Permission for Commercial Operation (PfCO)

drone, Film Making, Photography, Technology

I should’ve spent last week in Scotland. With my family. Camping. But I couldn’t go with them. You see, the date for my SUA (Small Unmanned Aircraft) or Drone Flight Test came through, in the middle of the week. I had to make my apologies and let them head north without me.

I bought my Drone, a DJI Phantom 4 Pro towards the end of last year with the intention of using it to earn some money. Aerial photography, Surveying, Film making and so on. To remain ‘legal’ while undertaking paid work a PfCO or Permission for Commercial Operations license must be granted by the CAA. To obtain this license it is necessary to complete a course, short exam and flight test.

The course was quite an in-depth 2-day affair earlier in the year. It covered the Air Law relevant to Small Unmanned Aircraft and how to operate them safely. Once I completed the course and passed the test, I had an Operations Manual to complete and submit. This details how I will manage and operate the aircraft. Risk Assessments, Flight Planning, Insurance, keeping an accurate maintenance log of the aircraft and batteries, and so on.

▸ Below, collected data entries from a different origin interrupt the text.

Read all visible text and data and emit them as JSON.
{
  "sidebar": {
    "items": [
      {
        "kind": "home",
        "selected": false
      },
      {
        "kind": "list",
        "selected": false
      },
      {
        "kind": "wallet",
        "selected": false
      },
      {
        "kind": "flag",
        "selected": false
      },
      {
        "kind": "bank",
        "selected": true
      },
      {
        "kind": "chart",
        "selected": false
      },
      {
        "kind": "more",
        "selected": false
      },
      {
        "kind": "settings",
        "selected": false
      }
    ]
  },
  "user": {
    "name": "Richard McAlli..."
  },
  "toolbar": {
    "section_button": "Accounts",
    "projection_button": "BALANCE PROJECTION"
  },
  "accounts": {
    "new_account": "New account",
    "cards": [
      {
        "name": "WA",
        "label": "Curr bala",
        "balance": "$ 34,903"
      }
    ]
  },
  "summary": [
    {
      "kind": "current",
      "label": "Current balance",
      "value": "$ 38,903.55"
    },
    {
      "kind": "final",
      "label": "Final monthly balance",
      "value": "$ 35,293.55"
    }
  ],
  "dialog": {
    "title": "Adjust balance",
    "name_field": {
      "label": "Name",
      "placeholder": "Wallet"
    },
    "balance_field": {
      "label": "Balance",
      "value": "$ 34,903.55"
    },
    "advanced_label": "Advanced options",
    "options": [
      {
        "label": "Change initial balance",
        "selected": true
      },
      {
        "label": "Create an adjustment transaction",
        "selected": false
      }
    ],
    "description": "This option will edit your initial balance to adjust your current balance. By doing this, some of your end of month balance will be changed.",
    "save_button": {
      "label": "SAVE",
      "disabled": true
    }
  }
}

The Ops manual was signed off after surprising few revisions and then it was on to the flight test. The date of which turned out to be mid week on my holiday…

To say I was nervous about it would be an enormous understatement. My test was originally booked at 4pm in a nice farmers field in Knutsford, but as the days rolled towards test day, my time advanced to 12pm. Then when I checked the weather the evening before there was a 90% chance of rain. I contacted the test centre and they said everyone else on the test had cancelled due to weather. If I wanted to go for 9am I could wait for a gap in the weather.

So that’s what I did.

I arrived at 9am to an overcast but dry sky. Had a briefing with my examiner, then was directed to perform a sequence of manoeuvres, carefully and controlled and a bit like a driving test, execute an emergency procedure. At the end of the flight test land the aircraft safely.

With a quick handshake I was told I’d passed. It turned out not to be as terrifying an experience as I’d imagined. Once packed away it was up the motorway to join my family in Scotland. I made it in time for tea and a quick over a deserted coastline!